Second, the included agents differed from other drugs approved by the FDA between 2009 and 2018, although not all differences were statistically significant. The sample included a larger proportion of orphan drugs, products in certain therapeutic areas, first-in-class drugs, therapeutic agents that received accelerated approval, and products approved between 2014 and 2018.
Third, there were inconsistencies in research and development reporting between companies, which made it difficult to ensure perfect comparability of research and development figures between firms. These inconsistencies may have been explained by differences in accounting policies. For instance, some firms allocated overhead and administrative costs to direct research and development figures, while others reported these costs separately. Some reported preclinical research costs as a separate line item, while others incorporated them in overhead costs. Companies also reported costs associated with licensing deals, drug acquisitions, and collaboration agreements differently, so it is likely that not all costs were fully reflected in some estimates.

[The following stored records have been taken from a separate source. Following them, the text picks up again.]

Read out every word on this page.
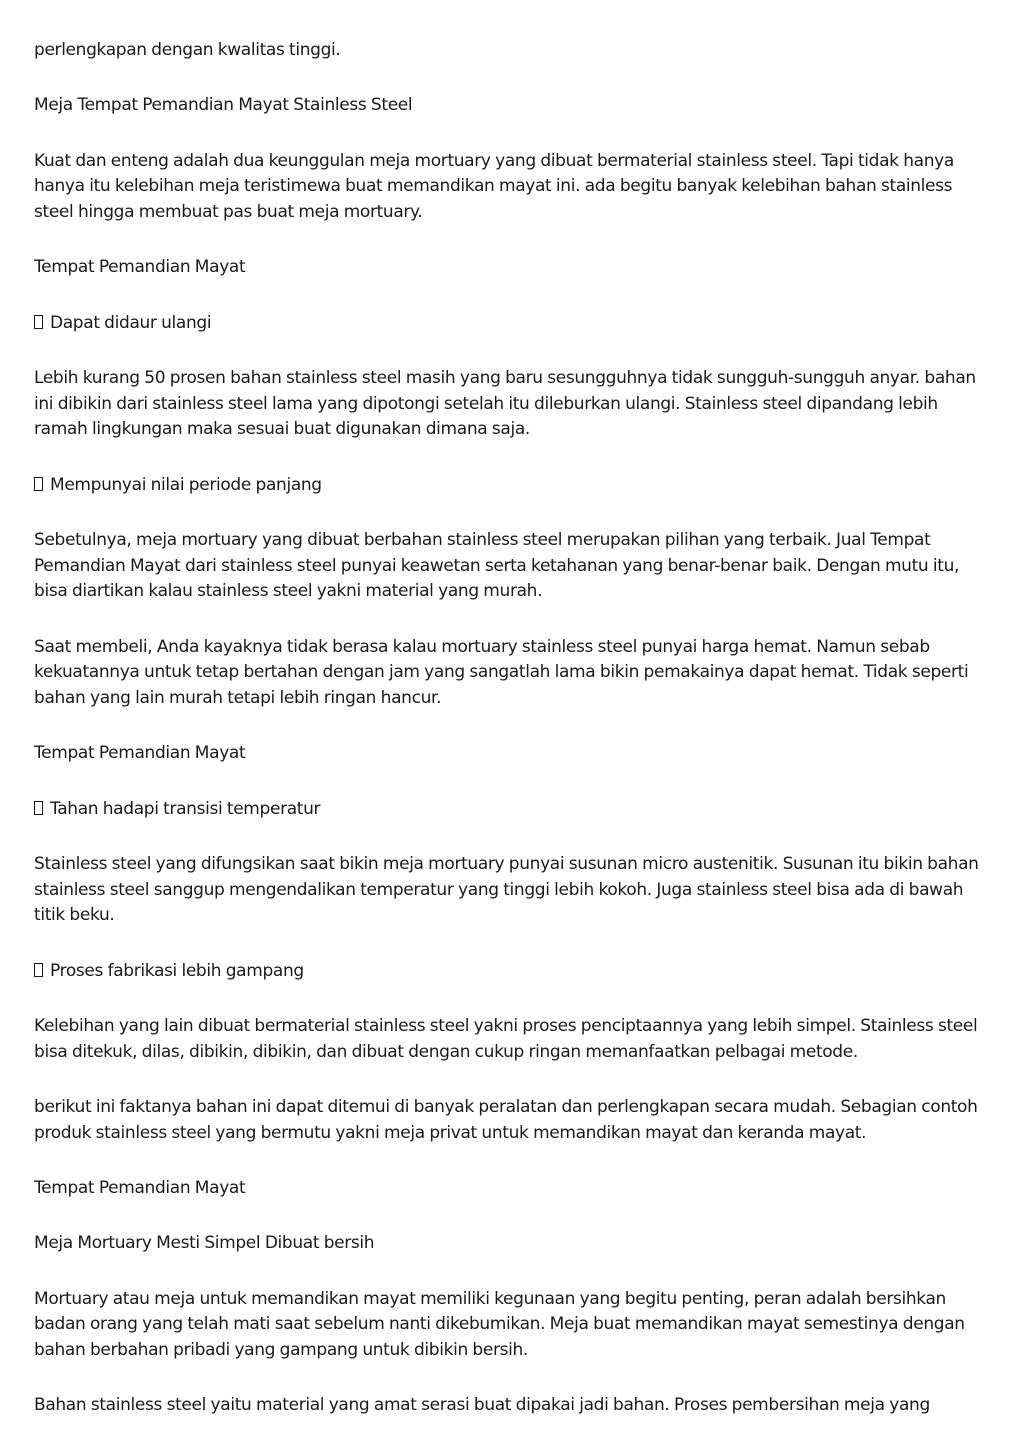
perlengkapan dengan kwalitas tinggi.

Meja Tempat Pemandian Mayat Stainless Steel

Kuat dan enteng adalah dua keunggulan meja mortuary yang dibuat bermaterial stainless steel. Tapi tidak hanya hanya itu kelebihan meja teristimewa buat memandikan mayat ini. ada begitu banyak kelebihan bahan stainless steel hingga membuat pas buat meja mortuary.

Tempat Pemandian Mayat

Dapat didaur ulangi

Lebih kurang 50 prosen bahan stainless steel masih yang baru sesungguhnya tidak sungguh-sungguh anyar. bahan ini dibikin dari stainless steel lama yang dipotongi setelah itu dileburkan ulangi. Stainless steel dipandang lebih ramah lingkungan maka sesuai buat digunakan dimana saja.

Mempunyai nilai periode panjang

Sebetulnya, meja mortuary yang dibuat berbahan stainless steel merupakan pilihan yang terbaik. Jual Tempat Pemandian Mayat dari stainless steel punyai keawetan serta ketahanan yang benar-benar baik. Dengan mutu itu, bisa diartikan kalau stainless steel yakni material yang murah.

Saat membeli, Anda kayaknya tidak berasa kalau mortuary stainless steel punyai harga hemat. Namun sebab kekuatannya untuk tetap bertahan dengan jam yang sangatlah lama bikin pemakainya dapat hemat. Tidak seperti bahan yang lain murah tetapi lebih ringan hancur.

Tempat Pemandian Mayat

Tahan hadapi transisi temperatur

Stainless steel yang difungsikan saat bikin meja mortuary punyai susunan micro austenitik. Susunan itu bikin bahan stainless steel sanggup mengendalikan temperatur yang tinggi lebih kokoh. Juga stainless steel bisa ada di bawah titik beku.

Proses fabrikasi lebih gampang

Kelebihan yang lain dibuat bermaterial stainless steel yakni proses penciptaannya yang lebih simpel. Stainless steel bisa ditekuk, dilas, dibikin, dibikin, dan dibuat dengan cukup ringan memanfaatkan pelbagai metode.

berikut ini faktanya bahan ini dapat ditemui di banyak peralatan dan perlengkapan secara mudah. Sebagian contoh produk stainless steel yang bermutu yakni meja privat untuk memandikan mayat dan keranda mayat.

Tempat Pemandian Mayat

Meja Mortuary Mesti Simpel Dibuat bersih

Mortuary atau meja untuk memandikan mayat memiliki kegunaan yang begitu penting, peran adalah bersihkan badan orang yang telah mati saat sebelum nanti dikebumikan. Meja buat memandikan mayat semestinya dengan bahan berbahan pribadi yang gampang untuk dibikin bersih.

Bahan stainless steel yaitu material yang amat serasi buat dipakai jadi bahan. Proses pembersihan meja yang
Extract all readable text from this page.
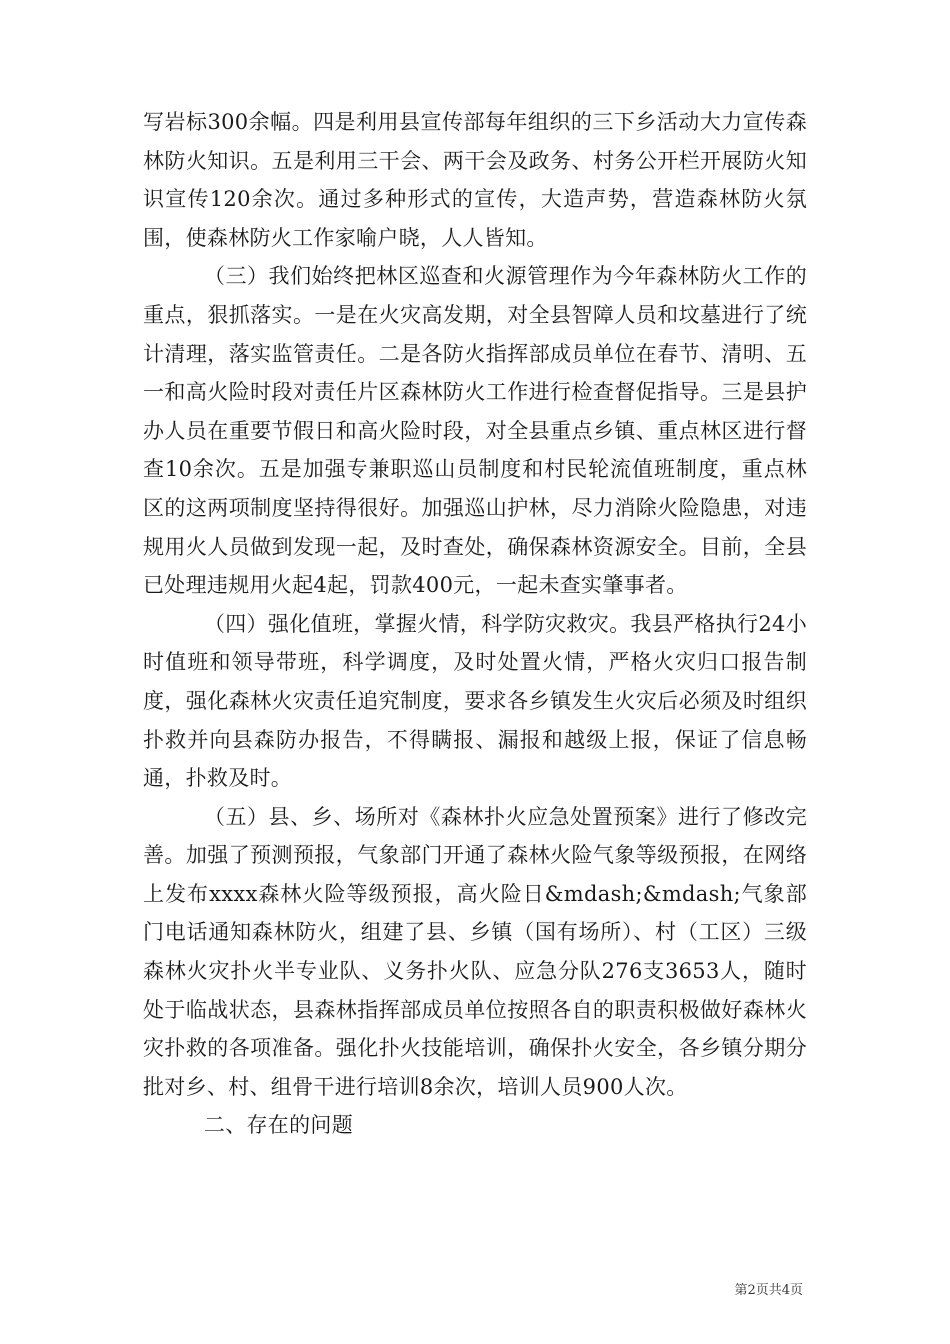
写岩标300余幅。四是利用县宣传部每年组织的三下乡活动大力宣传森林防火知识。五是利用三干会、两干会及政务、村务公开栏开展防火知识宣传120余次。通过多种形式的宣传，大造声势，营造森林防火氛围，使森林防火工作家喻户晓，人人皆知。

（三）我们始终把林区巡查和火源管理作为今年森林防火工作的重点，狠抓落实。一是在火灾高发期，对全县智障人员和坟墓进行了统计清理，落实监管责任。二是各防火指挥部成员单位在春节、清明、五一和高火险时段对责任片区森林防火工作进行检查督促指导。三是县护办人员在重要节假日和高火险时段，对全县重点乡镇、重点林区进行督查10余次。五是加强专兼职巡山员制度和村民轮流值班制度，重点林区的这两项制度坚持得很好。加强巡山护林，尽力消除火险隐患，对违规用火人员做到发现一起，及时查处，确保森林资源安全。目前，全县已处理违规用火起4起，罚款400元，一起未查实肇事者。

（四）强化值班，掌握火情，科学防灾救灾。我县严格执行24小时值班和领导带班，科学调度，及时处置火情，严格火灾归口报告制度，强化森林火灾责任追究制度，要求各乡镇发生火灾后必须及时组织扑救并向县森防办报告，不得瞒报、漏报和越级上报，保证了信息畅通，扑救及时。

（五）县、乡、场所对《森林扑火应急处置预案》进行了修改完善。加强了预测预报，气象部门开通了森林火险气象等级预报，在网络上发布xxxx森林火险等级预报，高火险日&mdash;&mdash;气象部门电话通知森林防火，组建了县、乡镇（国有场所）、村（工区）三级森林火灾扑火半专业队、义务扑火队、应急分队276支3653人，随时处于临战状态，县森林指挥部成员单位按照各自的职责积极做好森林火灾扑救的各项准备。强化扑火技能培训，确保扑火安全，各乡镇分期分批对乡、村、组骨干进行培训8余次，培训人员900人次。

二、存在的问题

第2页共4页
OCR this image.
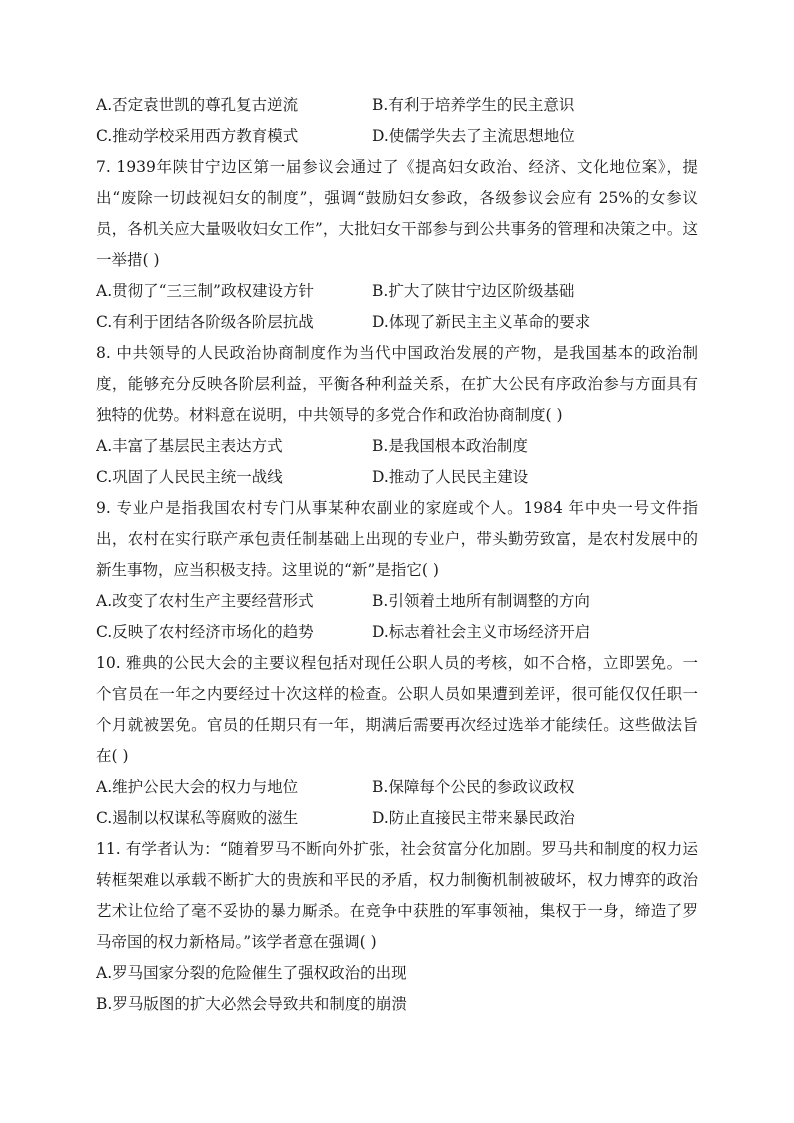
A.否定袁世凯的尊孔复古逆流	B.有利于培养学生的民主意识
C.推动学校采用西方教育模式	D.使儒学失去了主流思想地位
7. 1939年陕甘宁边区第一届参议会通过了《提高妇女政治、经济、文化地位案》，提出“废除一切歧视妇女的制度”，强调“鼓励妇女参政，各级参议会应有 25%的女参议员，各机关应大量吸收妇女工作”，大批妇女干部参与到公共事务的管理和决策之中。这一举措( )
A.贯彻了“三三制”政权建设方针	B.扩大了陕甘宁边区阶级基础
C.有利于团结各阶级各阶层抗战	D.体现了新民主主义革命的要求
8. 中共领导的人民政治协商制度作为当代中国政治发展的产物，是我国基本的政治制度，能够充分反映各阶层利益，平衡各种利益关系，在扩大公民有序政治参与方面具有独特的优势。材料意在说明，中共领导的多党合作和政治协商制度( )
A.丰富了基层民主表达方式	B.是我国根本政治制度
C.巩固了人民民主统一战线	D.推动了人民民主建设
9. 专业户是指我国农村专门从事某种农副业的家庭或个人。1984 年中央一号文件指出，农村在实行联产承包责任制基础上出现的专业户，带头勤劳致富，是农村发展中的新生事物，应当积极支持。这里说的“新”是指它( )
A.改变了农村生产主要经营形式	B.引领着土地所有制调整的方向
C.反映了农村经济市场化的趋势	D.标志着社会主义市场经济开启
10. 雅典的公民大会的主要议程包括对现任公职人员的考核，如不合格，立即罢免。一个官员在一年之内要经过十次这样的检查。公职人员如果遭到差评，很可能仅仅任职一个月就被罢免。官员的任期只有一年，期满后需要再次经过选举才能续任。这些做法旨在( )
A.维护公民大会的权力与地位	B.保障每个公民的参政议政权
C.遏制以权谋私等腐败的滋生	D.防止直接民主带来暴民政治
11. 有学者认为：“随着罗马不断向外扩张，社会贫富分化加剧。罗马共和制度的权力运转框架难以承载不断扩大的贵族和平民的矛盾，权力制衡机制被破坏，权力博弈的政治艺术让位给了毫不妥协的暴力厮杀。在竞争中获胜的军事领袖，集权于一身，缔造了罗马帝国的权力新格局。”该学者意在强调( )
A.罗马国家分裂的危险催生了强权政治的出现
B.罗马版图的扩大必然会导致共和制度的崩溃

Fourth, uncertainties in the analysis may have resulted in under- or overestimations of research and development expenditures for some products. It is difficult to attribute costs to individual drug candidates in the early stages of preclinical development, so only the costs reported by firms in SEC filings were considered in the base case analysis. However, since preclinical costs may have been underreported by some companies, sensitivity analyses were conducted to produce an upper-bound estimate of preclinical expenditures. Conversely, many drug firms conducted trials for a particular candidate for multiple indications, which may have led to overestimations of costs since trial expenditures were not broken down by indication but instead reported as annual lump sums for each agent. Also, the estimates did not reflect any public tax credits or subsidies, which may have led to further overestimations of costs incurred by companies.
Conclusions
This study provides an estimate of research and development costs for new therapeutic agents based on publicly available data. Differences from previous studies may reflect the spectrum of products analyzed, the restricted availability of data in the public domain, and differences in underlying assumptions in the cost calculations.